By Corey Sandler
In many cultures, at midnight on the last day of the calendar, the old year is ushered out the back door and the new year welcomed at the front.
Last night, we did just that. Good riddance to 2020, a year that for most of us brought (almost) nothing worth celebrating.
A long, long year ago on New Year’s Eve, we were at sea, sailing north along the coast of Baja California from Mexico, headed for San Diego and eventually Los Angeles. (You can read about that trip by scrolling down to the entry for 3-4 January 2020.)
When we disembarked on 4 January, we were looking forward to a few months’ break before heading back to cruises in Norway, around the British Isles, and South America. It was going to be a busy year.
Instead, 2020 became the Year When Time Stopped.
By March, one after another cruise contracts were canceled and after 15 years of globe-trotting we have instead stayed home. Literally.

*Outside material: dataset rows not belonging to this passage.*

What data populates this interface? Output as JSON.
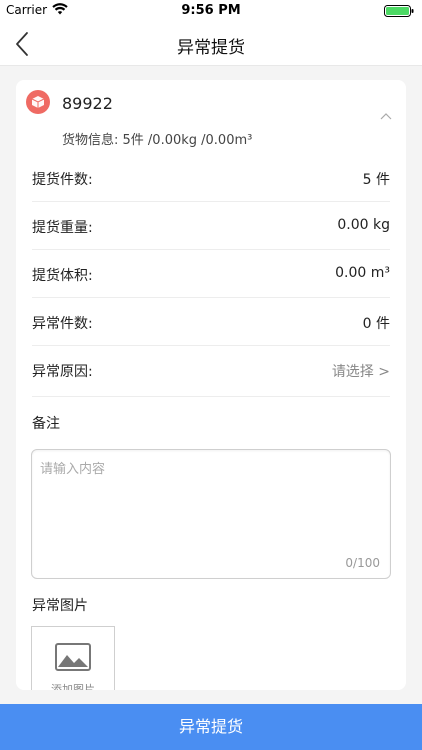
{
  "status_bar": {
    "carrier": "Carrier",
    "time": "9:56 PM"
  },
  "nav": {
    "title": "异常提货"
  },
  "order": {
    "number": "89922",
    "cargo_info": "货物信息: 5件 /0.00kg /0.00m³"
  },
  "rows": [
    {
      "label": "提货件数:",
      "value": "5 件"
    },
    {
      "label": "提货重量:",
      "value": "0.00 kg"
    },
    {
      "label": "提货体积:",
      "value": "0.00 m³"
    },
    {
      "label": "异常件数:",
      "value": "0 件"
    },
    {
      "label": "异常原因:",
      "value": "请选择 >"
    }
  ],
  "remark": {
    "label": "备注",
    "placeholder": "请输入内容",
    "counter": "0/100"
  },
  "photos": {
    "label": "异常图片",
    "add_label": "添加图片"
  },
  "submit_label": "异常提货",
  "colors": {
    "accent": "#4a8ef2",
    "order_icon": "#ef6a63",
    "battery": "#4cd964"
  }
}
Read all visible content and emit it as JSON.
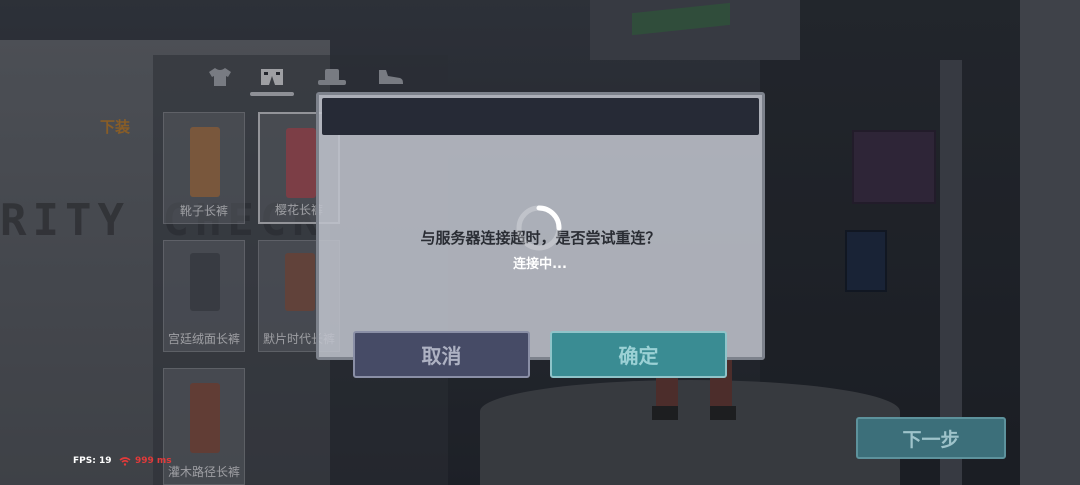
{
  "background": {
    "wall_text": "RITY CHECK"
  },
  "wardrobe": {
    "category_tabs": [
      {
        "icon": "tshirt-icon",
        "selected": false
      },
      {
        "icon": "pants-icon",
        "selected": true
      },
      {
        "icon": "hat-icon",
        "selected": false
      },
      {
        "icon": "shoe-icon",
        "selected": false
      }
    ],
    "side_label": "下装",
    "items": [
      {
        "label": "靴子长裤",
        "color": "#b07a4e",
        "selected": false
      },
      {
        "label": "樱花长裤",
        "color": "#b4545c",
        "selected": true
      },
      {
        "label": "宫廷绒面长裤",
        "color": "#4c4f56",
        "selected": false
      },
      {
        "label": "默片时代长裤",
        "color": "#8b5a4a",
        "selected": false
      },
      {
        "label": "灌木路径长裤",
        "color": "#8a5242",
        "selected": false
      }
    ]
  },
  "hud": {
    "fps": "FPS: 19",
    "ping": "999 ms",
    "ping_color": "#e23a3a"
  },
  "next_button": "下一步",
  "dialog": {
    "message": "与服务器连接超时，是否尝试重连？",
    "cancel_label": "取消",
    "confirm_label": "确定"
  },
  "loading": {
    "text": "连接中..."
  },
  "colors": {
    "accent_teal": "#3a8c93",
    "dialog_header": "#262a36",
    "label_orange": "#c7832d"
  }
}
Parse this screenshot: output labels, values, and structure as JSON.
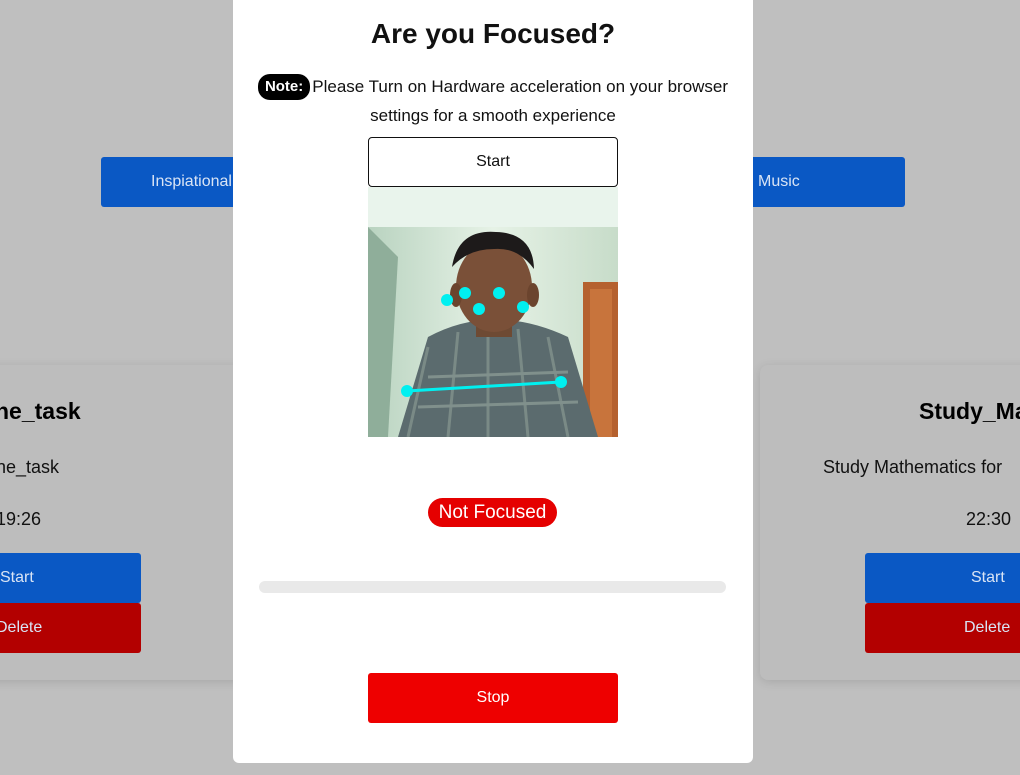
{
  "background": {
    "nav_buttons": [
      {
        "label": "Inspiational"
      },
      {
        "label": "Music"
      }
    ],
    "cards": [
      {
        "title": "ne_task",
        "description": "ne_task",
        "time": "19:26",
        "start_label": "Start",
        "delete_label": "Delete"
      },
      {
        "title": "Study_Ma",
        "description": "Study Mathematics for",
        "time": "22:30",
        "start_label": "Start",
        "delete_label": "Delete"
      }
    ]
  },
  "modal": {
    "title": "Are you Focused?",
    "note_badge": "Note:",
    "note_text": "Please Turn on Hardware acceleration on your browser settings for a smooth experience",
    "start_label": "Start",
    "status": "Not Focused",
    "progress_fraction": 0.0,
    "stop_label": "Stop"
  },
  "colors": {
    "primary_blue": "#0a58c4",
    "danger_red": "#e50000",
    "delete_red": "#b30000",
    "landmark_cyan": "#00f0f0"
  }
}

From our home high in the sky over Boston harbor, we can see the Black Falcon cruise terminal where not a single cruise ship visited in 2020. On my early morning walks, I find Downtown Crossing, the heart of Boston, scarcely crossed. And Boston Common is uncommonly empty.
But there is hope in the form of the painfully slow rollout of an exceptionally speedily developed vaccine.
If all goes well…
…we can hope that sometime soon–perhaps in this new year–we will once again be able to venture far and near.
As British Prime Minister Winston Churchill said in 1942, as the tide of World War II seemed to be turning, “Now this is not the end. It is not even the beginning of the end. But it is, perhaps, the end of the beginning.”